Activation of liver X receptor sensitizes mice to gallbladder cholesterol crystallization


  • Potential conflict of interest: Nothing to report.


Gallstone disease is a hepatobiliary disorder due to biochemical imbalances in the gallbladder bile. In this report, we show that activation of nuclear receptor liver X receptor (LXR) sensitized mice to lithogenic diet–induced gallbladder cholesterol crystallization, which was associated with dysregulation of several hepatic transporters that efflux cholesterol, phospholipids, and bile salts. The combined effect of increased biliary concentrations of cholesterol and phospholipids and decreased biliary concentrations of bile salts in LXR-activated mice led to an increased cholesterol saturation index and the formation of cholesterol crystals. Interestingly, the lithogenic effect of LXR was completely abolished in the low-density lipoprotein receptor (Ldlr) null background or when the mice were treated with Ezetimibe, a cholesterol-lowering drug that blocks intestinal dietary cholesterol absorption. These results suggest that LDLR-mediated hepatic cholesterol uptake and intestinal cholesterol absorption play an essential role in LXR-promoted lithogenesis.
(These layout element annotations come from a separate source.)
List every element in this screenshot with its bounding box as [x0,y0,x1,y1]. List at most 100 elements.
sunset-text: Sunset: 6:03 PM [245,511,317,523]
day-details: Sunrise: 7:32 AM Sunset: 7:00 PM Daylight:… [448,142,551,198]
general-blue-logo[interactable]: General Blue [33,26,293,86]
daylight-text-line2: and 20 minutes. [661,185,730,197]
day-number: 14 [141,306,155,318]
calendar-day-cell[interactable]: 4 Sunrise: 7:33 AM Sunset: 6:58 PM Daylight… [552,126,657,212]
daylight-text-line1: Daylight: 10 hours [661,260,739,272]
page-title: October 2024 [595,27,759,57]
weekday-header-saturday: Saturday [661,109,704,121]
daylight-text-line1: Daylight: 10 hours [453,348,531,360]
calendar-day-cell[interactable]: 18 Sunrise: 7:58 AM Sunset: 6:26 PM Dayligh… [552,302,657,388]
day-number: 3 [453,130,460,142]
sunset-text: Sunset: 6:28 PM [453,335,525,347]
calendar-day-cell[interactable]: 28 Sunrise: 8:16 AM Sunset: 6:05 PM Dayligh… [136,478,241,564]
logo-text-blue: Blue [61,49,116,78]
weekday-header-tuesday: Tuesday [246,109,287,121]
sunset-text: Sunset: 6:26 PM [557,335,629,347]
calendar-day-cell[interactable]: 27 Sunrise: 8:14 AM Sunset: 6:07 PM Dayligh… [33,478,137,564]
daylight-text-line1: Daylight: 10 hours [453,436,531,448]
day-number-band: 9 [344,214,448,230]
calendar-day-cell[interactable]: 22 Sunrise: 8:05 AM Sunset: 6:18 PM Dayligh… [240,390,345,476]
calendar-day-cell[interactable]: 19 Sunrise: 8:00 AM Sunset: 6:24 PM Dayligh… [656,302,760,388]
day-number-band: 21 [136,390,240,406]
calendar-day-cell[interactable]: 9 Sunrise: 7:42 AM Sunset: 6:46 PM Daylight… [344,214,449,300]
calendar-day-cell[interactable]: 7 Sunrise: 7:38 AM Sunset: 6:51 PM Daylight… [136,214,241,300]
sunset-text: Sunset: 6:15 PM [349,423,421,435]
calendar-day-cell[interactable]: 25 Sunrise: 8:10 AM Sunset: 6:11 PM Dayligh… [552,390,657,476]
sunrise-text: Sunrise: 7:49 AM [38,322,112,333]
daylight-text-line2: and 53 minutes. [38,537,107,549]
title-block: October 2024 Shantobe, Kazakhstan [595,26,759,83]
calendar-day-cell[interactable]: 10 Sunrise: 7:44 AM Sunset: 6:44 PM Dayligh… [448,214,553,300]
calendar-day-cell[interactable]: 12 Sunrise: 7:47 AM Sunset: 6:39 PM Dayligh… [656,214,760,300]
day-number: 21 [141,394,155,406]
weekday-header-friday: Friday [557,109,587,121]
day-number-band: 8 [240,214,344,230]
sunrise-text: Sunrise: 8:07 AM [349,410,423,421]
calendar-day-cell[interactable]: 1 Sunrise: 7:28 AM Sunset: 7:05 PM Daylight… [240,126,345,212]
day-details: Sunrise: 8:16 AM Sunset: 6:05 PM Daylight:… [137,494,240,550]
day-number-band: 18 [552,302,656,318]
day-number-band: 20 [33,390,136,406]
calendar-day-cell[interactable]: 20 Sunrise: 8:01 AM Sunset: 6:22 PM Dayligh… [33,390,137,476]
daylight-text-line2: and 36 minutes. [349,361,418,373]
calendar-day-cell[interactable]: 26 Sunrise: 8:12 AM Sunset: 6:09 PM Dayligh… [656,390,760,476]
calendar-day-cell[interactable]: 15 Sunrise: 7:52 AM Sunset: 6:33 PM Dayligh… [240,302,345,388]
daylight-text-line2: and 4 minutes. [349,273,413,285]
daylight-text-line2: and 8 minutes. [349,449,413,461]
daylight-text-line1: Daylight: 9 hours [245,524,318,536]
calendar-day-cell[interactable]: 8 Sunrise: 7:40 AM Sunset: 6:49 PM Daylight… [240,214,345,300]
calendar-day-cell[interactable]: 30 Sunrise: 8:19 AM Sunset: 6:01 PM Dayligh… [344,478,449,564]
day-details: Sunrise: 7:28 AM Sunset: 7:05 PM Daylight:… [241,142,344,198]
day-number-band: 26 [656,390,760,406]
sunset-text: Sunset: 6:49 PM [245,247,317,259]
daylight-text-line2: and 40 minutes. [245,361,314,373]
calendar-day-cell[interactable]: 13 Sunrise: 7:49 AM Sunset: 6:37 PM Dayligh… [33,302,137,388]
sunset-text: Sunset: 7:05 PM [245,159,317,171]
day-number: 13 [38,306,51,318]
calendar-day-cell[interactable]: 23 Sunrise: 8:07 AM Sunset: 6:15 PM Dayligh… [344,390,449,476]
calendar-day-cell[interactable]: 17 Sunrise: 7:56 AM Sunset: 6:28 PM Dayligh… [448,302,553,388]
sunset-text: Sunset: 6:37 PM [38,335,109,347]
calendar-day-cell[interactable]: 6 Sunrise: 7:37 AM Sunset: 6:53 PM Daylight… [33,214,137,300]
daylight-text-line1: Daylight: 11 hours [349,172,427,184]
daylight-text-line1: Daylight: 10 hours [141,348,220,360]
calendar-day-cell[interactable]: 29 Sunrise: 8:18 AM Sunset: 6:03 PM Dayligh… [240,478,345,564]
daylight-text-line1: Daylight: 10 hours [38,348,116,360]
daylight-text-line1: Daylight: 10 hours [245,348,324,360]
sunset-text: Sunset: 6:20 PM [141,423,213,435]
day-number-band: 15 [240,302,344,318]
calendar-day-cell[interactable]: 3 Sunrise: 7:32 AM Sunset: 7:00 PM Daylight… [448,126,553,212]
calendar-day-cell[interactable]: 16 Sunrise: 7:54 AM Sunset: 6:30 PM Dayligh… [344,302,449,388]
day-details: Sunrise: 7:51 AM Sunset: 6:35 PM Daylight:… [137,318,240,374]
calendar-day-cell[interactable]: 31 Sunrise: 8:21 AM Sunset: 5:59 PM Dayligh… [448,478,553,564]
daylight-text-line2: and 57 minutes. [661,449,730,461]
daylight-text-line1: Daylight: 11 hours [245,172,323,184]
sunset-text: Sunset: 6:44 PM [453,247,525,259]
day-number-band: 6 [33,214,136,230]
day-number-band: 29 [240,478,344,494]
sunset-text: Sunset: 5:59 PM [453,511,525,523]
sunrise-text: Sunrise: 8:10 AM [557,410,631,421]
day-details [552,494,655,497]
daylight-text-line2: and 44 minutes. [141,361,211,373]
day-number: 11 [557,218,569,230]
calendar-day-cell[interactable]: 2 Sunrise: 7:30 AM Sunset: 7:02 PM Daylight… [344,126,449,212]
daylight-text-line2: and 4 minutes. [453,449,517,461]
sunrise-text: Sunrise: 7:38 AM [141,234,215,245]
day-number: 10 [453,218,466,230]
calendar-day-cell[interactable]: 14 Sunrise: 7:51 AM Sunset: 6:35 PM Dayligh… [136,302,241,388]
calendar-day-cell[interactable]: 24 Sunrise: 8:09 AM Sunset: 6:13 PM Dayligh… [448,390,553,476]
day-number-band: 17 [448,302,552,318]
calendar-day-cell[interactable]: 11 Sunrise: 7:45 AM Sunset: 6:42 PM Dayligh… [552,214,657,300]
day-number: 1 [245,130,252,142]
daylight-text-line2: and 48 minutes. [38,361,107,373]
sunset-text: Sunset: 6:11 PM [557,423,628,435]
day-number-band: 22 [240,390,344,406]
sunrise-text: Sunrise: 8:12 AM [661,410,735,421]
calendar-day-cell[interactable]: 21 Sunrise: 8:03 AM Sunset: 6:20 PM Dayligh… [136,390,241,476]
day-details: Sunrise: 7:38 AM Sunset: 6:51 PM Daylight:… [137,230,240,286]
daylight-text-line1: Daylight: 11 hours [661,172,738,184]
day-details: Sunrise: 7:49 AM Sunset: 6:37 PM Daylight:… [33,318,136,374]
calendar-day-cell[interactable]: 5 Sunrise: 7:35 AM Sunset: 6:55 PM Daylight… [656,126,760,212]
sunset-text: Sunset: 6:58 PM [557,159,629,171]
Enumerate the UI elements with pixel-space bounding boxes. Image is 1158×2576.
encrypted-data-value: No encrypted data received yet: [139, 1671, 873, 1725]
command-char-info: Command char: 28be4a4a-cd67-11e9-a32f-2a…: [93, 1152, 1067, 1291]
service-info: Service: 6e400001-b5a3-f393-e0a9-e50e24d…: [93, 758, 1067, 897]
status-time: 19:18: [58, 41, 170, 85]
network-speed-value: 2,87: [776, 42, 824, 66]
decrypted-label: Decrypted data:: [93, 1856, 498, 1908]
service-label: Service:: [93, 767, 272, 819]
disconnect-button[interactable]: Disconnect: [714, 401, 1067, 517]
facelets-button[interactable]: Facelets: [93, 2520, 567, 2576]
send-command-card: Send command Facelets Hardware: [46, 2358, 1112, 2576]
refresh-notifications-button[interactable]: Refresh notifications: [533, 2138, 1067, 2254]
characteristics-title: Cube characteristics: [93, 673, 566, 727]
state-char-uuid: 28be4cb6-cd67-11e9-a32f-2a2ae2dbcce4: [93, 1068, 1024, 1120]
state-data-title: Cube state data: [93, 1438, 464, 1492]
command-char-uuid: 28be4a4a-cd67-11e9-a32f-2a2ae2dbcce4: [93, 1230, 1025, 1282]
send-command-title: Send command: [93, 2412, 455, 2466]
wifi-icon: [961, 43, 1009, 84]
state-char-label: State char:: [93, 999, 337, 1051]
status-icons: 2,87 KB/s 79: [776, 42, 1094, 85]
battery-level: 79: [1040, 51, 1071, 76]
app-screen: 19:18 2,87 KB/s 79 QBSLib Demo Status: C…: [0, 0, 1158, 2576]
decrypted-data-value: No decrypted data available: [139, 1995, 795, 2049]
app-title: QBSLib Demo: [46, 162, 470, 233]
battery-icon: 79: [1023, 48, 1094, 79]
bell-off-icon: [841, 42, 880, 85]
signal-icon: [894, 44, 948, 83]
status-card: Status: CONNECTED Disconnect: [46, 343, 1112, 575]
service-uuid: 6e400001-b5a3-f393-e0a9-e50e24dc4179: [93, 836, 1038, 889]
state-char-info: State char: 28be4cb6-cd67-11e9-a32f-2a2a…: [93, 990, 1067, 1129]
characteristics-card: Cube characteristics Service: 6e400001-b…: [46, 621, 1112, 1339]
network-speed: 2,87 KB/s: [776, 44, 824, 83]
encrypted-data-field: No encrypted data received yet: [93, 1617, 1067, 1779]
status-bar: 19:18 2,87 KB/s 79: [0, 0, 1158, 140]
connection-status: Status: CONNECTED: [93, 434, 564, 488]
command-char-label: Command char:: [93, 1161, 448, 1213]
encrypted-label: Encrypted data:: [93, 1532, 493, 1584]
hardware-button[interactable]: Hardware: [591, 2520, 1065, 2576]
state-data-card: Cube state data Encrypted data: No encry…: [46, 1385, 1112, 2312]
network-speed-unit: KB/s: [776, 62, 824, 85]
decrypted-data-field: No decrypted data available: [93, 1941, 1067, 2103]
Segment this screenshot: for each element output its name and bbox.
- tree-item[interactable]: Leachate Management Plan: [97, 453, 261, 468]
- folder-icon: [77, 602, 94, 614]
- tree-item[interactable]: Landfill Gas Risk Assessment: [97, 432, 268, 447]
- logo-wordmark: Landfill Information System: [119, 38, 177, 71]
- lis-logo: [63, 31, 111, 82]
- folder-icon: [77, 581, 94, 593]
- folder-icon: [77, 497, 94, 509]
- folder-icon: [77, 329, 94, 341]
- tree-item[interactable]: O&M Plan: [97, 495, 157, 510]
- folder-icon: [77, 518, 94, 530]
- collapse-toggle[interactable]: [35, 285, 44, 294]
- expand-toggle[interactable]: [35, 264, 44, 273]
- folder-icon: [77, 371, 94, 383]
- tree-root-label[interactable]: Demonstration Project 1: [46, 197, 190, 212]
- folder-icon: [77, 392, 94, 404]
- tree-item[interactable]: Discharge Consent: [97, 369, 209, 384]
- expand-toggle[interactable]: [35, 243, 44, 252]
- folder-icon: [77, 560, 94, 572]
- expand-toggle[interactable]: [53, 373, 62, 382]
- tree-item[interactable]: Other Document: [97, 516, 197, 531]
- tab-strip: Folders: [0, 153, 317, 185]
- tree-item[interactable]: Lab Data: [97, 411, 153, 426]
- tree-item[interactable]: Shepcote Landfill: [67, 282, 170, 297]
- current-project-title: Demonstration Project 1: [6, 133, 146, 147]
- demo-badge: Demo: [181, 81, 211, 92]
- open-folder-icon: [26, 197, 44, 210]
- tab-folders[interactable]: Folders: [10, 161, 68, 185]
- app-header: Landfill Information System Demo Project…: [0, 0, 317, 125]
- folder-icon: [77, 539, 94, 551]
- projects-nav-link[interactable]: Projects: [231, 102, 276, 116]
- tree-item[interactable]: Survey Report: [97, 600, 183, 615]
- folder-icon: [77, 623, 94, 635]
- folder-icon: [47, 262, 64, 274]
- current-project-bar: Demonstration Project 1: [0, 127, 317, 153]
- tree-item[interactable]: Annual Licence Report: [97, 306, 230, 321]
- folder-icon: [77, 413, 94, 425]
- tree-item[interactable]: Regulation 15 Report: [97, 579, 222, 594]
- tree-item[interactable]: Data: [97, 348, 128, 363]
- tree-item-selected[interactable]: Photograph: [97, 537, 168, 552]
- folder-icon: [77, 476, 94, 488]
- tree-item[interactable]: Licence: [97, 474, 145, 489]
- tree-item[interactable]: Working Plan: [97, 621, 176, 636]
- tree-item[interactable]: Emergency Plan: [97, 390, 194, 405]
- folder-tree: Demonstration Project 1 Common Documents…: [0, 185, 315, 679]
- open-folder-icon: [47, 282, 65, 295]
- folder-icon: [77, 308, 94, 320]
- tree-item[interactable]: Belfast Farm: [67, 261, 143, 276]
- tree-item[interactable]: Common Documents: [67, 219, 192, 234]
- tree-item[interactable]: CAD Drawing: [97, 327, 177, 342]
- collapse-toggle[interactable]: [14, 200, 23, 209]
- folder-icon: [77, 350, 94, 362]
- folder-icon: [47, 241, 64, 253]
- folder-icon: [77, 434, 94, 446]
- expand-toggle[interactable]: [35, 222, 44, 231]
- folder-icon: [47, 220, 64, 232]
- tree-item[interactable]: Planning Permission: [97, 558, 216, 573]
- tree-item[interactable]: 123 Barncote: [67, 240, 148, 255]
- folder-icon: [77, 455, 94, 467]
Conclusion: The current study has revealed a novel lithogenic role of LXR as well as a functional interplay between LXR and LDLR in gallbladder cholesterol crystallization and possibly cholesterol gallstone disease (CGD). We propose that LXR is a lithogenic factor and that the LXR transgenic mice may offer a convenient CGD model to develop therapeutic interventions for this disease. (HEPATOLOGY 2008.)